LIBERAL Democrat support in the city will be put to the test when longstanding city councillor Patrick Murray stands down today.

Mr Murray, the party’s deputy leader at the Town Hall, is moving on after taking a new job that will take him away from the area.

And the by-election his departure will spark will be the first test of the party’s Oxford support since it formed a national coalition Government with the Conservatives.

Mr Murray was elected to represent the Barton and Sandhills ward in 2004 and re-elected in 2008.

He joined the city council, aged 24, after a spending time homeless in the city and went on to become the executive member for housing during the Liberal Democrats’ time in control at the Town Hall.

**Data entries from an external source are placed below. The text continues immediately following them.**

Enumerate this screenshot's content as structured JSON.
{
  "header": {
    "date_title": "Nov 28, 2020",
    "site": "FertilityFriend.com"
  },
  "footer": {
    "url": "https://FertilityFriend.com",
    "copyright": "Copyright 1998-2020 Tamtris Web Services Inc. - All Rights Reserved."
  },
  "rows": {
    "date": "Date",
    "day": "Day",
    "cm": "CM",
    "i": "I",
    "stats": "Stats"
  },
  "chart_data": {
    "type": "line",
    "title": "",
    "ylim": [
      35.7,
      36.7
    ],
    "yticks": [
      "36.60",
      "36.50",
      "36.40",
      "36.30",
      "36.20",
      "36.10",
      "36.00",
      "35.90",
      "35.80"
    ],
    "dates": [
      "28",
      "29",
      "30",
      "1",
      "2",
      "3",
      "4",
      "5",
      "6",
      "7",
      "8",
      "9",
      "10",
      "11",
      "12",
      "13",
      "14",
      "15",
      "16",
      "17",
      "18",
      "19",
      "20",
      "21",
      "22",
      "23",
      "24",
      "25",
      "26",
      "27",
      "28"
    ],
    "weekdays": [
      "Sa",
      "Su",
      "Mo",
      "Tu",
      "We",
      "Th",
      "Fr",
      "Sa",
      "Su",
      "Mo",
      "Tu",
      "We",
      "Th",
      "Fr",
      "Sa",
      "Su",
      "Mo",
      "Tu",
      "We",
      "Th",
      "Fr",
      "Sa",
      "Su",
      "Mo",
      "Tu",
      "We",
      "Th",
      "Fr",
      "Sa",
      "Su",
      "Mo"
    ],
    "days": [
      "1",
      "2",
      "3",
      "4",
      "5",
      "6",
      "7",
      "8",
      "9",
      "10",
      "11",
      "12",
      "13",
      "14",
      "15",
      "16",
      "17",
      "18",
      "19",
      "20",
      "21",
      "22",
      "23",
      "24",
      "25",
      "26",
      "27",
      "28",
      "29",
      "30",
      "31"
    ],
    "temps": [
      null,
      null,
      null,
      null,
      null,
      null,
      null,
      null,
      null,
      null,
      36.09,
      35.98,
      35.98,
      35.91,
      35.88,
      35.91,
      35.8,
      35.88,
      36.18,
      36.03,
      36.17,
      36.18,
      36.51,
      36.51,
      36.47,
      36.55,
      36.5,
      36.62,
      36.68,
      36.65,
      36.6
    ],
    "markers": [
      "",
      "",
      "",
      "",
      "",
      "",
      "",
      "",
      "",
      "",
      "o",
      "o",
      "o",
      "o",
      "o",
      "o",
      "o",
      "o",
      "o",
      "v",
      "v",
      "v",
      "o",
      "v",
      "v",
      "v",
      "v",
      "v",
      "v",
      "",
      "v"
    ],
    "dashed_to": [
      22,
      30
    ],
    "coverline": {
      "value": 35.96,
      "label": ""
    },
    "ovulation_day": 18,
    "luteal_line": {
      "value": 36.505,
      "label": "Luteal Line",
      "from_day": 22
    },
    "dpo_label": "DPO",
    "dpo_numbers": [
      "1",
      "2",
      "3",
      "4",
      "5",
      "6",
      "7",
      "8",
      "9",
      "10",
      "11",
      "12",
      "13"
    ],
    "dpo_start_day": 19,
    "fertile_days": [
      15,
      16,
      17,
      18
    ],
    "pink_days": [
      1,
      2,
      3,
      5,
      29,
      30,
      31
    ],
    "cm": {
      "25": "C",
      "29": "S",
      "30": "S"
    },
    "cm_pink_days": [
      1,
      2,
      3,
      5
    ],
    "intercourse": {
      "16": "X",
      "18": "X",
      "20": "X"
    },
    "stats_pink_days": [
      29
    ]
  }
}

Mr Murray said he wanted to thank all who had supported him during his time as a councillor but he would not be drawn about the coalition’s impact on the by-election.

He said: “I’m sad to go as I have enjoyed working with colleagues and the local community.

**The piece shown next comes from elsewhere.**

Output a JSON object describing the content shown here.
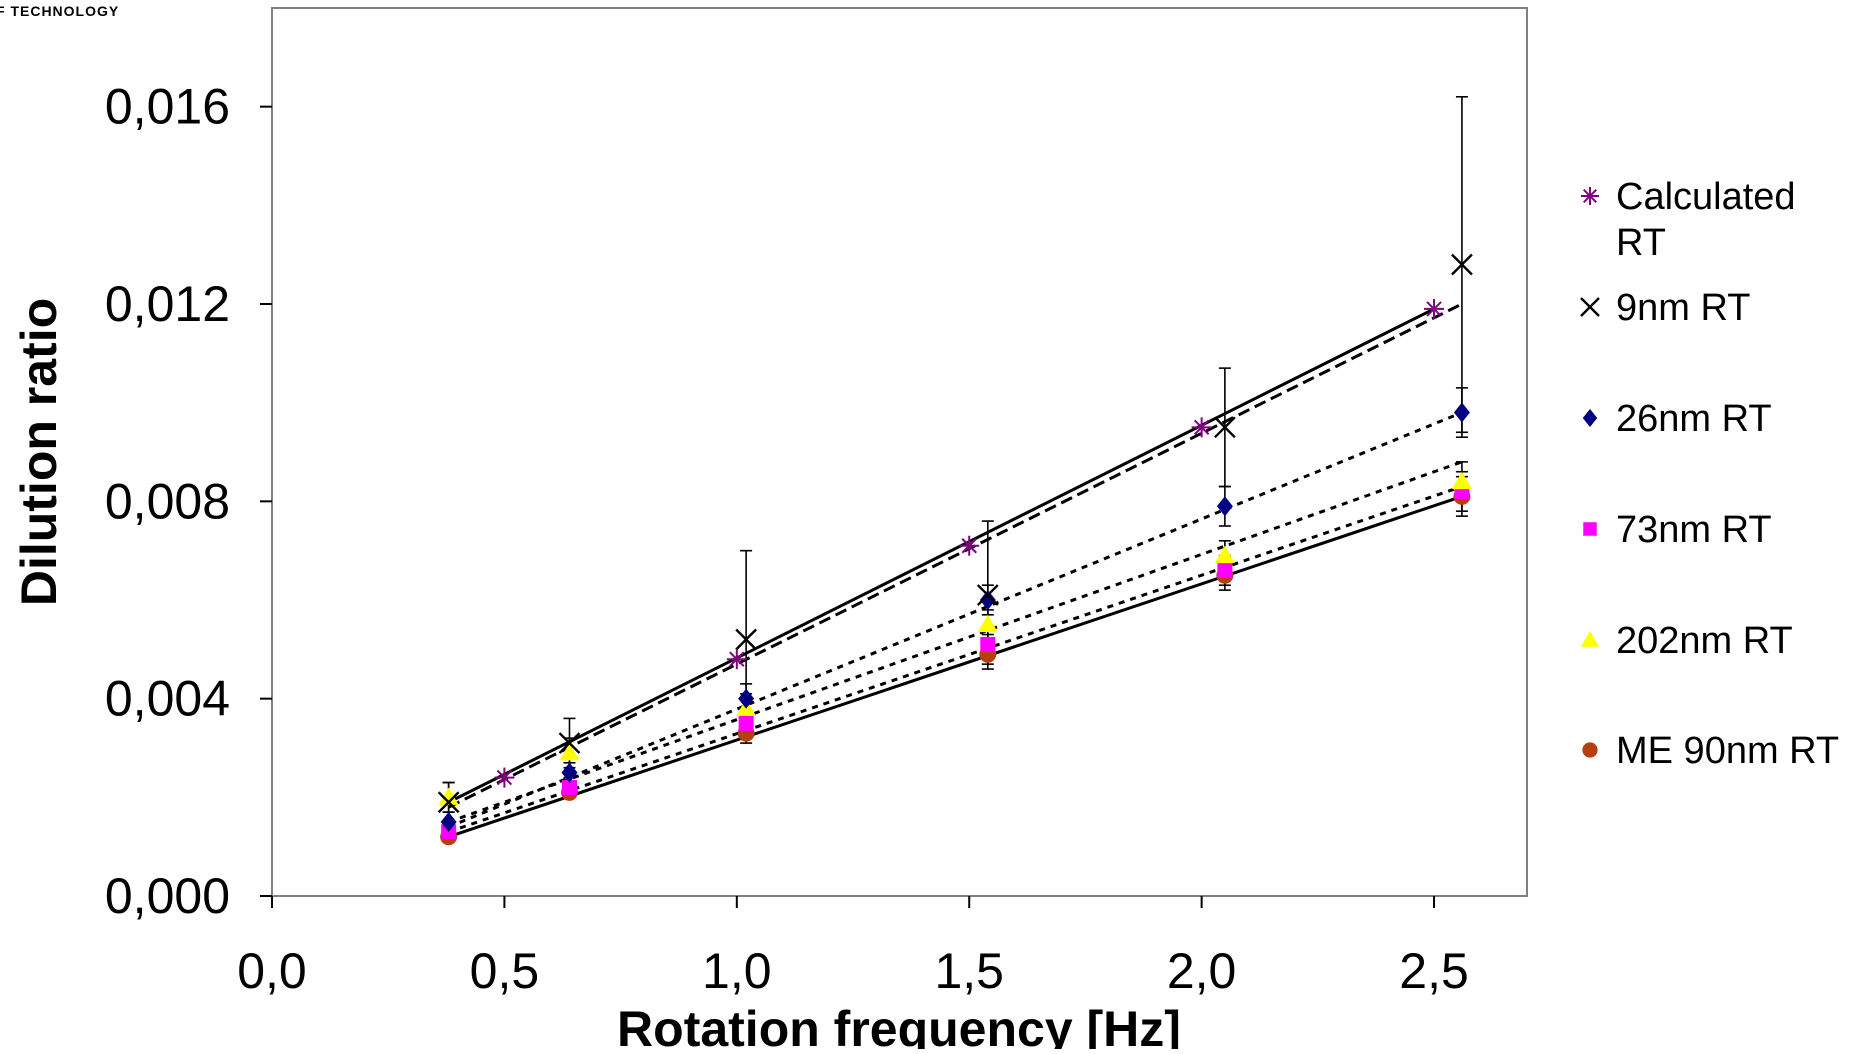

“I feel privileged to have been elected twice.”

Mr Murray said being homeless and staying in temporary accommodation hostels in the late 1990s had motivated him to address the city’s chronic shortage of affordable housing.

He said he was proud of the council’s achievements on the issue, including the Old Fire Station homeless centre development scheduled to open next year, but said more needed to be done.

Mr Murray has been a vocal supporter of new housing being built south of the city at Grenoble Road and for Oxford’s green belt to be redrawn.

He said: “There are not a lot of sites in the city and Grenoble Road is now on the back burner so people need to be creative.

“Cowley Business Park has been half empty for the best part of a decade.

“Given the housing crisis I don’t think it is viable to completely deny housing on that site.”

He added: “The problem is you have a lot of people who own their own homes, who don’t care about anyone else and say build somewhere else.

“If they want a city full of the rich and the privileged they are going the right way about it.”

Mr Murray, who got married this summer, also worked on Lib Dem candidate Steve Goddard’s parliamentary campaign at the 2005 and 2010 general elections.

He has taken up the post of Liberal Democrat political assistant at Northamptonshire County Council, a politically-restricted post that means he cannot stand as a councillor.

Labour councillor and executive board member John Tanner said he was sorry to see Mr Murray go but added his party would target the vacant seat.

He added: “It is not a good time for the Lib Dems because of the decision to form a coalition with the Tories. On the doorstep people are very disappointed.”